Последние слова она произнесла почти шепотом, но от этого шепота у меня мороз пробежал по сердцу, и вместе с тем мне хотелось поклоняться ей, ей, этой истинно русской женщине!
ХС
– Лена! – сказал я. – Милая, дорогая моя! Каждый любит то, что ему дорого. И если бы мне теперь предстоял решить выбор между родиной и родной моей, то я… не колеблясь бы ни секунды…
– Постой! – прервала она, схватив меня за руку. – Не договаривай! Я знаю, что ты скажешь… И вот это-то и больно мне; больно то, что я одна, одна я русская женщина, дороже тебе тех тысяч несчастных девушек, женщин, детей наших братьев, которых там притесняют, оскорбляют и режут эти дикари-турки.
– Да что же мне делать?
Она молча, пристально посмотрела на меня.
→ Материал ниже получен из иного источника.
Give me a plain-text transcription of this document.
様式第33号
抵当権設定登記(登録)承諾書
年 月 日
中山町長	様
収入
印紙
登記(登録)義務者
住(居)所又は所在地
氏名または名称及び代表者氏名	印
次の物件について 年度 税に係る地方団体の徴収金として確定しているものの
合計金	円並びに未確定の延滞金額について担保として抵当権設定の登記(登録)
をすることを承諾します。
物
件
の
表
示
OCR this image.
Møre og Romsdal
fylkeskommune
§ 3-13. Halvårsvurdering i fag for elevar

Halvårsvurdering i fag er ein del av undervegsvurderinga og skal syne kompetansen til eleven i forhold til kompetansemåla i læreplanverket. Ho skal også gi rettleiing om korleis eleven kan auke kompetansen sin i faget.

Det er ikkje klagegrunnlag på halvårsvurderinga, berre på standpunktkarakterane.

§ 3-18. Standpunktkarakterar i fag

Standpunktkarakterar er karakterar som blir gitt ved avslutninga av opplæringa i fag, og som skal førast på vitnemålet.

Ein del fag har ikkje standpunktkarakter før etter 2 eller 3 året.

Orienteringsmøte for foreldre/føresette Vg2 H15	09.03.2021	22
– Слушай, Володя! Я сегодня всю ночь напролет не спала и все думала.
– Это и видно! Посмотри, какая ты бледная, а под глазами синие круги.
– Я думала о нашей судьбе, Володя. Я полюбила тебя тогда, когда ты смело вышел на дуэль, мстителем за твою бедную маму… Я полюбила тебя раненого, больного. Но теперь мне кажется, я… не люблю тебя…
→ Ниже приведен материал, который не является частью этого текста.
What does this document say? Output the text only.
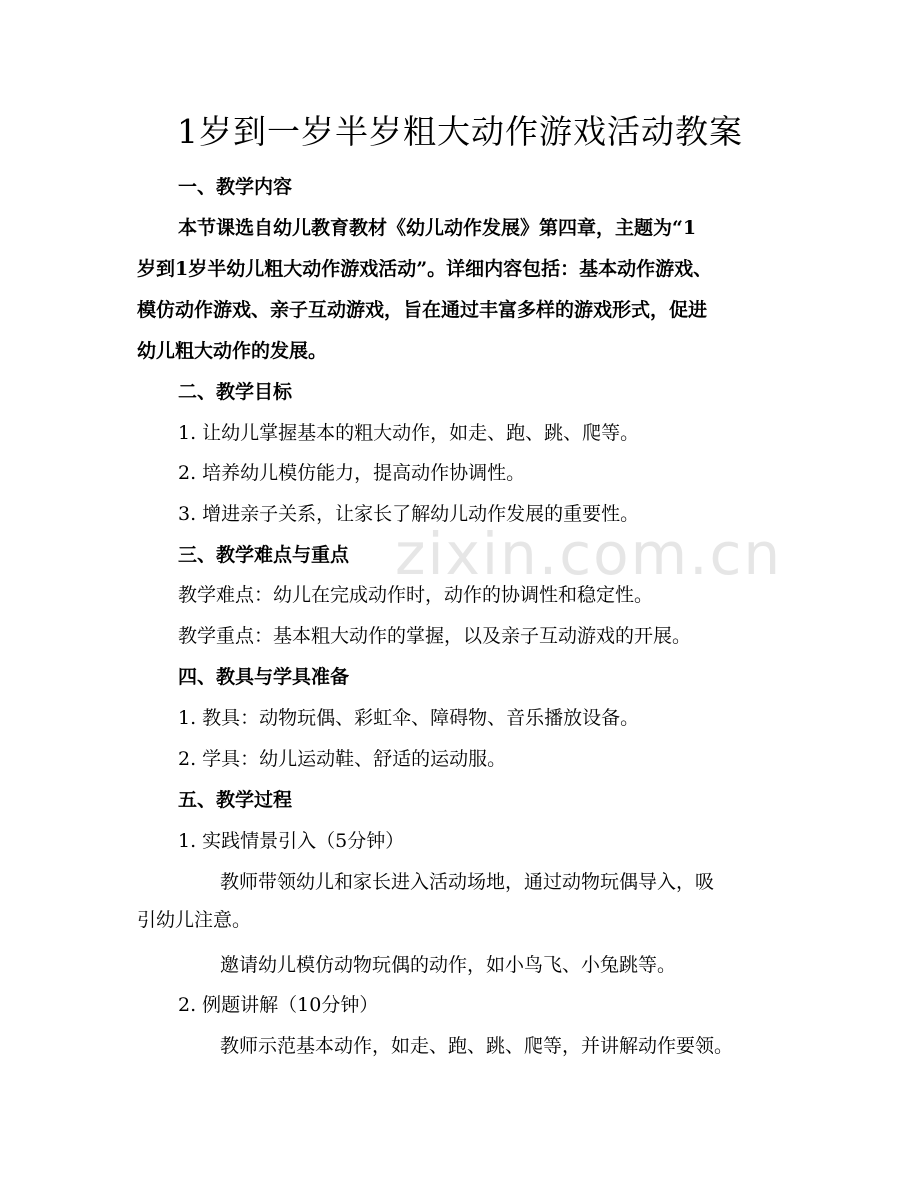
zixin.com.cn
1岁到一岁半岁粗大动作游戏活动教案
一、教学内容
本节课选自幼儿教育教材《幼儿动作发展》第四章，主题为“1
岁到1岁半幼儿粗大动作游戏活动”。详细内容包括：基本动作游戏、
模仿动作游戏、亲子互动游戏，旨在通过丰富多样的游戏形式，促进
幼儿粗大动作的发展。
二、教学目标
1. 让幼儿掌握基本的粗大动作，如走、跑、跳、爬等。
2. 培养幼儿模仿能力，提高动作协调性。
3. 增进亲子关系，让家长了解幼儿动作发展的重要性。
三、教学难点与重点
教学难点：幼儿在完成动作时，动作的协调性和稳定性。
教学重点：基本粗大动作的掌握，以及亲子互动游戏的开展。
四、教具与学具准备
1. 教具：动物玩偶、彩虹伞、障碍物、音乐播放设备。
2. 学具：幼儿运动鞋、舒适的运动服。
五、教学过程
1. 实践情景引入（5分钟）
教师带领幼儿和家长进入活动场地，通过动物玩偶导入，吸
引幼儿注意。
邀请幼儿模仿动物玩偶的动作，如小鸟飞、小兔跳等。
2. 例题讲解（10分钟）
教师示范基本动作，如走、跑、跳、爬等，并讲解动作要领。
И она посмотрела на меня прямо, строго. И даже ее верхняя губка дрогнула презрительно.
Теперь настал мой черед побледнеть. По крайней мере, я чувствовал, как вся кровь прилила к моему сердцу, а она продолжала свое горькое признание.
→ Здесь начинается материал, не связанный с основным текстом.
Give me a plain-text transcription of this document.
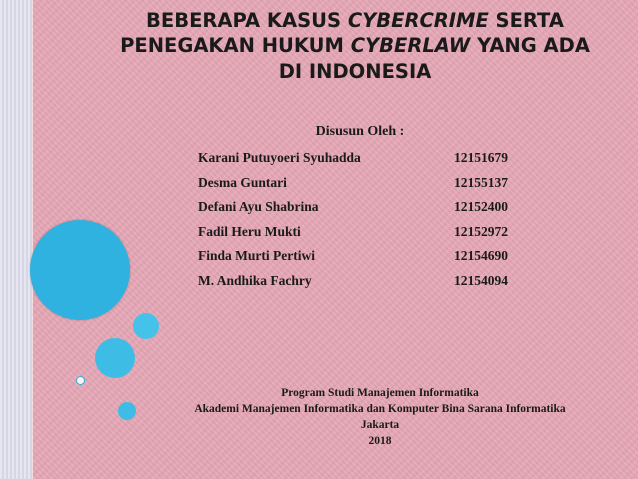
BEBERAPA KASUS CYBERCRIME SERTA
PENEGAKAN HUKUM CYBERLAW YANG ADA
DI INDONESIA
Disusun Oleh :
Karani Putuyoeri Syuhadda	12151679
Desma Guntari	12155137
Defani Ayu Shabrina	12152400
Fadil Heru Mukti	12152972
Finda Murti Pertiwi	12154690
M. Andhika Fachry	12154094
Program Studi Manajemen Informatika
Akademi Manajemen Informatika dan Komputer Bina Sarana Informatika
Jakarta
2018
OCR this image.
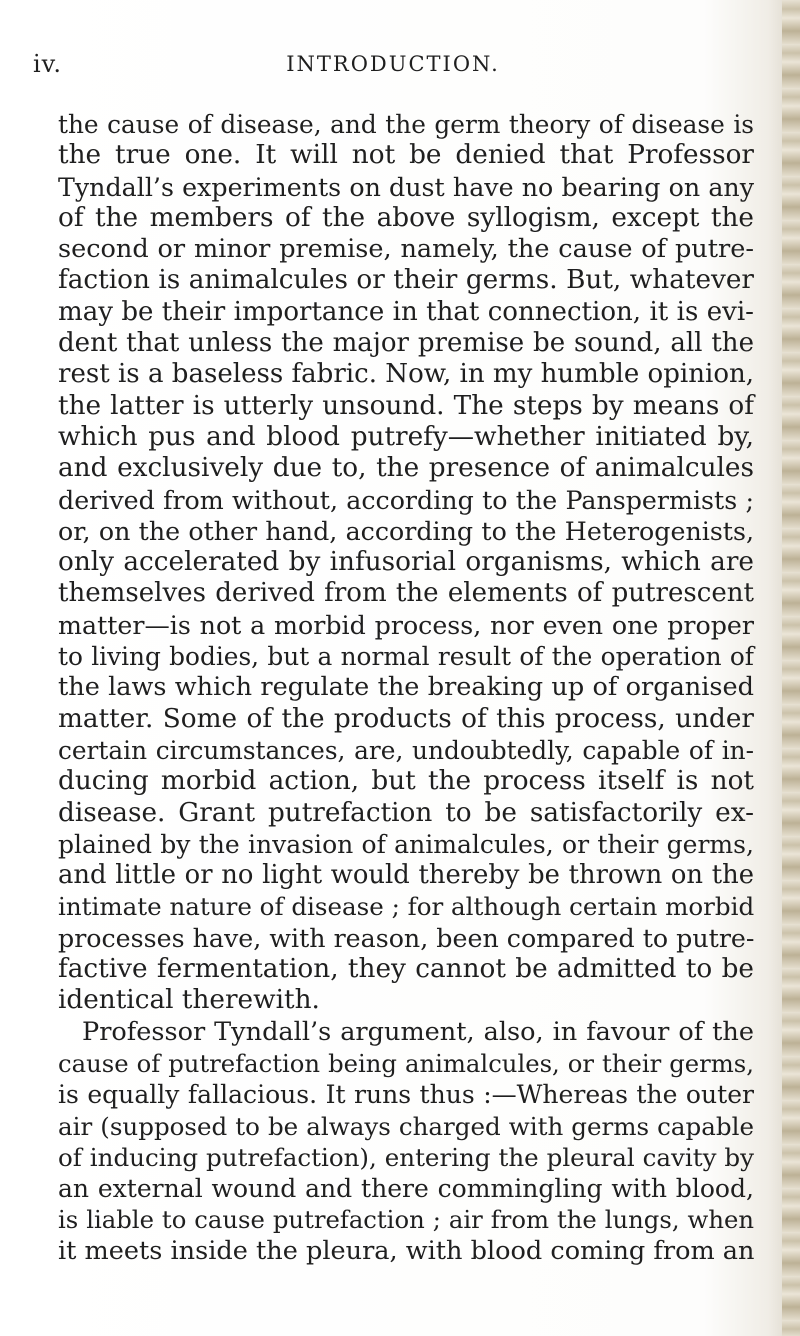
iv.	INTRODUCTION.
the cause of disease, and the germ theory of disease is
the true one. It will not be denied that Professor
Tyndall’s experiments on dust have no bearing on any
of the members of the above syllogism, except the
second or minor premise, namely, the cause of putre-
faction is animalcules or their germs. But, whatever
may be their importance in that connection, it is evi-
dent that unless the major premise be sound, all the
rest is a baseless fabric. Now, in my humble opinion,
the latter is utterly unsound. The steps by means of
which pus and blood putrefy—whether initiated by,
and exclusively due to, the presence of animalcules
derived from without, according to the Panspermists ;
or, on the other hand, according to the Heterogenists,
only accelerated by infusorial organisms, which are
themselves derived from the elements of putrescent
matter—is not a morbid process, nor even one proper
to living bodies, but a normal result of the operation of
the laws which regulate the breaking up of organised
matter. Some of the products of this process, under
certain circumstances, are, undoubtedly, capable of in-
ducing morbid action, but the process itself is not
disease. Grant putrefaction to be satisfactorily ex-
plained by the invasion of animalcules, or their germs,
and little or no light would thereby be thrown on the
intimate nature of disease ; for although certain morbid
processes have, with reason, been compared to putre-
factive fermentation, they cannot be admitted to be
identical therewith.
Professor Tyndall’s argument, also, in favour of the
cause of putrefaction being animalcules, or their germs,
is equally fallacious. It runs thus :—Whereas the outer
air (supposed to be always charged with germs capable
of inducing putrefaction), entering the pleural cavity by
an external wound and there commingling with blood,
is liable to cause putrefaction ; air from the lungs, when
it meets inside the pleura, with blood coming from an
– Как сильно я любила тогда, я узнала в эту ночь, узнала по той боли и борьбе мучительной… которой мне стоил вопрос: что ты такое? Что ты за человек… с которым я должна соединить свою судьбу… навсегда… до могилы… до смерти?! – Она невольно вздрогнула.
Я слушал ее молча.
– В жизни ведь не все розы и порхания по цветам… Я состарюсь и надоем тебе… Ты отвернешься от меня. – Ее голос дрогнул. – Увлечешься какой-нибудь другой женщиной… как ты увлекся этой жидовкой и забыл ради нее… ту, которая должна быть свята для каждого мужчины… Нам необходимо, нам должно расстаться, Володя… Нам обоим необходимо испытать себя… Можем ли мы прожить один без другого и не есть ли наша любовь… случайная прихоть сердца.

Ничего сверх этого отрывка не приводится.